Matel Brutal Kuasai Jalanan Tangerang: Penagihan Bodong dan Diamnya Aparat Penegak Hukum
TANGERANG — inovasiNews.com Jalanan Tangerang kembali diwarnai aksi brutal agen penagihan yang bertindak layaknya preman berseragam. Dugaan keterlibatan FIF Cikupa dan PT. Bintang Sinergi Nusantara (BSN) dalam praktik penarikan unit sepihak tanpa dasar hukum yang sah, menjadi preseden buruk dalam perlindungan konsumen dan penegakan hukum. Ironisnya, praktik ini berlangsung terang-terangan, sementara aparat seolah bungkam.
Kejadian tragis terbaru terjadi di kawasan Kelapa Dua, Kabupaten Tangerang. Seorang pengendara motor dicegat lebih dari dua orang yang mengaku sebagai debt collector. Mereka memaksa korban menyerahkan kendaraan dengan menyodorkan Berita Acara Serah Terima Kendaraan (BASTK) tanpa kop surat, tanpa legalitas. Alih-alih prosedural, ini adalah tindakan pemaksaan yang patut diduga sebagai tindak pidana.

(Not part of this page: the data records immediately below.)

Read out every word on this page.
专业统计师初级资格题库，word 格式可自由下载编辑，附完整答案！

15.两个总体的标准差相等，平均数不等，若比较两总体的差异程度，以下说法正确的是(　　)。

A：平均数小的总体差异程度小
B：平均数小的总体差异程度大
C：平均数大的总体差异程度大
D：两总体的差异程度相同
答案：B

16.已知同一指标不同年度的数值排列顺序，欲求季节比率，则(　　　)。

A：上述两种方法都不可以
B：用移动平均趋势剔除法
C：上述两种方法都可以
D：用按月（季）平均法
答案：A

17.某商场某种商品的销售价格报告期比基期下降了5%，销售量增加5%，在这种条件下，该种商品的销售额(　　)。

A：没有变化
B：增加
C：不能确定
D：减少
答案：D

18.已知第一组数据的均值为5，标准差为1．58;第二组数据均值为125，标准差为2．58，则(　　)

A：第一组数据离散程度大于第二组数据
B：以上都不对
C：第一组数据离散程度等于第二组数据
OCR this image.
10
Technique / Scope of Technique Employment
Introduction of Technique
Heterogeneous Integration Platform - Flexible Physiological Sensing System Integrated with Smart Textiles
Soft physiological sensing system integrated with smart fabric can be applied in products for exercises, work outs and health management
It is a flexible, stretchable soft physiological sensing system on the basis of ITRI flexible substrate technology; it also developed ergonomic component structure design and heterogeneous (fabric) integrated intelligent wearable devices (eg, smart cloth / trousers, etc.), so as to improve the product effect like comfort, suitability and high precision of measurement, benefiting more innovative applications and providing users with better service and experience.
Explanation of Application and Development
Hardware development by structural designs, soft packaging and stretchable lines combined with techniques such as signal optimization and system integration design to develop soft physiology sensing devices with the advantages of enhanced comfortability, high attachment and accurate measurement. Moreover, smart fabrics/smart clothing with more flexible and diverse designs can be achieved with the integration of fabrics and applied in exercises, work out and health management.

Lebih dari sekadar pelanggaran administratif, praktik ini menggambarkan dugaan kejahatan terorganisir. Korban diarahkan ke sebuah kantor yang disebut-sebut sebagai milik BSN di Kelapa Dua No. 28, tempat dokumen palsu didistribusikan seolah-olah punya kekuatan hukum. Apakah ini bentuk baru dari perampokan berjubah legalitas?
Dalam klasifikasi KBLI 82911, agen penagihan dilarang melakukan tindakan represif. Mereka harus tunduk pada norma, bukan kekuasaan jalanan. Lebih parah lagi, dugaan bahwa BSN menjalin kemitraan tidak resmi dengan FIF Cikupa memperkuat indikasi bahwa ini bukan lagi soal oknum, tapi sistem yang bobrok.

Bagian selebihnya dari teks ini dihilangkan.